A court had last week granted bail to Fonseka in the case involving the harboring of army deserters while the President also signed documents last week pardoning Fonseka over the other charges and authorizing his release.
The President had obtained his cabinet’s approval to free Fonseka from prison, the same week Sri Lanka celebrated three years since the end of the 30-year war against the Tamil Tiger rebels.
Presidential spokesman Bandula Jayasekera earlier insisted that the decision to free Fonseka was not as a result of international pressure or demands from local political parties.
Opposition legislator Tiran Alles brokered the deal to secure Fonseka’s release from prison after several rounds of talks with the President.

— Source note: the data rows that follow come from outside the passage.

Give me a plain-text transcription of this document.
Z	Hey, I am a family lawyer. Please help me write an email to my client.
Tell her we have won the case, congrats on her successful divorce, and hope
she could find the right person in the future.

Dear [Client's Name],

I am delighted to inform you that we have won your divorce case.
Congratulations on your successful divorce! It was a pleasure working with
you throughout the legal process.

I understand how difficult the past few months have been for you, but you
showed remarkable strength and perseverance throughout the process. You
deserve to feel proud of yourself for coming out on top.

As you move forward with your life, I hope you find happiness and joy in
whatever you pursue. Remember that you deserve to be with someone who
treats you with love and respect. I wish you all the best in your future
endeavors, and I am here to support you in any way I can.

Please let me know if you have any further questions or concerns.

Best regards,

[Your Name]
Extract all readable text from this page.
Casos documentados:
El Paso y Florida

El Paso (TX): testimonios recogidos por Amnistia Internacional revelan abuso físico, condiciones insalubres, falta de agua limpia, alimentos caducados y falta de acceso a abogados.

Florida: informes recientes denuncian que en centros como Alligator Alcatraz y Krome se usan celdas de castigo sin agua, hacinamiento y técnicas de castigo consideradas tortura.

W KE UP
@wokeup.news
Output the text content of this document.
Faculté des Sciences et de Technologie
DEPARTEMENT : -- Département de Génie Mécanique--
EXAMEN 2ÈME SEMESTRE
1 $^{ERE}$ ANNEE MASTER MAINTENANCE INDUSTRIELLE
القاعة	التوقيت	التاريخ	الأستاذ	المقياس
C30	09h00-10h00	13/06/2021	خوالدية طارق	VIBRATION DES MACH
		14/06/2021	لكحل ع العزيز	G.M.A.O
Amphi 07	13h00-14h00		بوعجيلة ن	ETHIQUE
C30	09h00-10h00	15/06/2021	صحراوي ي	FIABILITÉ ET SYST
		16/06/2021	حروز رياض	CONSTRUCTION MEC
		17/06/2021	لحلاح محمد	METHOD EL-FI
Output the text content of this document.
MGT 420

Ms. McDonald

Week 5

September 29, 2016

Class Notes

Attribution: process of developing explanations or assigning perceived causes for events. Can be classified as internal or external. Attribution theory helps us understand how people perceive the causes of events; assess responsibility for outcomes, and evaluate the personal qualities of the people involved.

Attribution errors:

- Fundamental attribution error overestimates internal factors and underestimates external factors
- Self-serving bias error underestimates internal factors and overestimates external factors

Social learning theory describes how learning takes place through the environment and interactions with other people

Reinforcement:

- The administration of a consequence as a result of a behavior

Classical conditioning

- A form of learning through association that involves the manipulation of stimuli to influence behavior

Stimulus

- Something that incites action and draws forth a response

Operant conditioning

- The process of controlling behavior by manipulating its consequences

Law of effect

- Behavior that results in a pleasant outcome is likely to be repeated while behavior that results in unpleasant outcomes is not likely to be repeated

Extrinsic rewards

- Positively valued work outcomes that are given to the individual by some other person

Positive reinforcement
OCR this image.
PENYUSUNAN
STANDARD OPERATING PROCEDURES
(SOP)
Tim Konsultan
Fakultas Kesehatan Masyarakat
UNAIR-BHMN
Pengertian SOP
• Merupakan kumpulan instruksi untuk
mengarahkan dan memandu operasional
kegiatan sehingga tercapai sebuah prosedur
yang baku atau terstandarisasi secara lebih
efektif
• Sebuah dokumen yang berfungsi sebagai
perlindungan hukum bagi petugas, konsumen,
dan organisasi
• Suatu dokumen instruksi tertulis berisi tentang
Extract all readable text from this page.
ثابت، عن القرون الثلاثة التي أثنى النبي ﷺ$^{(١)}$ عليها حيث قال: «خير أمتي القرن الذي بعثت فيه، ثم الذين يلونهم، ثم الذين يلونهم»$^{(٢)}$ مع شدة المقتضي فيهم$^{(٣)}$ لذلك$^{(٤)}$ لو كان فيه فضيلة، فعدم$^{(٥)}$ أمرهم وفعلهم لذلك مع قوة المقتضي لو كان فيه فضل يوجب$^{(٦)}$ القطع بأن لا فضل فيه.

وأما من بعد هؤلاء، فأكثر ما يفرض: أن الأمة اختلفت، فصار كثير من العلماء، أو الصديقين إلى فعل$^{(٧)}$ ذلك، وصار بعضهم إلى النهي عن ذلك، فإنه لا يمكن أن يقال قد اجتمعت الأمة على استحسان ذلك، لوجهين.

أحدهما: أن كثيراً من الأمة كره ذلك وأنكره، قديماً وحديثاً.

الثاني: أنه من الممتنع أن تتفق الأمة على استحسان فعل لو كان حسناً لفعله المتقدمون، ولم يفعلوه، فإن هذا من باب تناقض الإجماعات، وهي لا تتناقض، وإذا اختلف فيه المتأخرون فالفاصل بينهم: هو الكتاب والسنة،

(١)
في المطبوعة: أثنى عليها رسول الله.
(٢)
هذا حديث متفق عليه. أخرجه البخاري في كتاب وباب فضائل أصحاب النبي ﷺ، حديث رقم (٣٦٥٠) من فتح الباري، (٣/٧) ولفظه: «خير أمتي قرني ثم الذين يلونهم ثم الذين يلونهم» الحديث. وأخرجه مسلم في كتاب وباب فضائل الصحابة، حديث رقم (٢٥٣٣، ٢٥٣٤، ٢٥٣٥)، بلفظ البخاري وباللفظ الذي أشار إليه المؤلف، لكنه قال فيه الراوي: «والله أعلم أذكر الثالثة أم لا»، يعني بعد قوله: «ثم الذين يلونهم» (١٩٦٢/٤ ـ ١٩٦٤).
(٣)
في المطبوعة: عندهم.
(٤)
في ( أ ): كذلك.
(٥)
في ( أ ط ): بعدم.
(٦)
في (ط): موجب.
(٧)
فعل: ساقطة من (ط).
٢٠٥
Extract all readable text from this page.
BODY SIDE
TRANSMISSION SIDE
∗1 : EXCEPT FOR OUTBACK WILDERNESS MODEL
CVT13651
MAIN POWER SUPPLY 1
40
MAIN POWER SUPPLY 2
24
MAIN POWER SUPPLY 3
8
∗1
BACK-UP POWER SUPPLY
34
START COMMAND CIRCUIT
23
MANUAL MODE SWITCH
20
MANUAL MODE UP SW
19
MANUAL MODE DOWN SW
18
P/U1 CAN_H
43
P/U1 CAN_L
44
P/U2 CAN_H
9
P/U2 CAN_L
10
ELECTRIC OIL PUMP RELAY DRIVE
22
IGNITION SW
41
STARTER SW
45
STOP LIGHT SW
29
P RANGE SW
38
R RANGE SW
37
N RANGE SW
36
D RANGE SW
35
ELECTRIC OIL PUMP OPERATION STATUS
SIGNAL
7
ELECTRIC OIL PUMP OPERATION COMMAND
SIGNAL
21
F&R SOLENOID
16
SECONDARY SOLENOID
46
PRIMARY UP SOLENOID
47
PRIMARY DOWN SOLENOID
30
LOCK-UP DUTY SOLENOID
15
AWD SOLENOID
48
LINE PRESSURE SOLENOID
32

Alles told reporters that Fonseka was freed without any pre-conditions but there was no immediate indication if he will return to politics.
Fonseka led the army during the final battle against the rebels which eventually led to the defeat of the rebels in May 2009.
Following the end of the war he resigned from the military and decided to contest the 2010 Presidential elections which he eventually lost.
After being arrested and being found guilty over some of the charges against him a military court stripped Fonseka of his title and military accolades.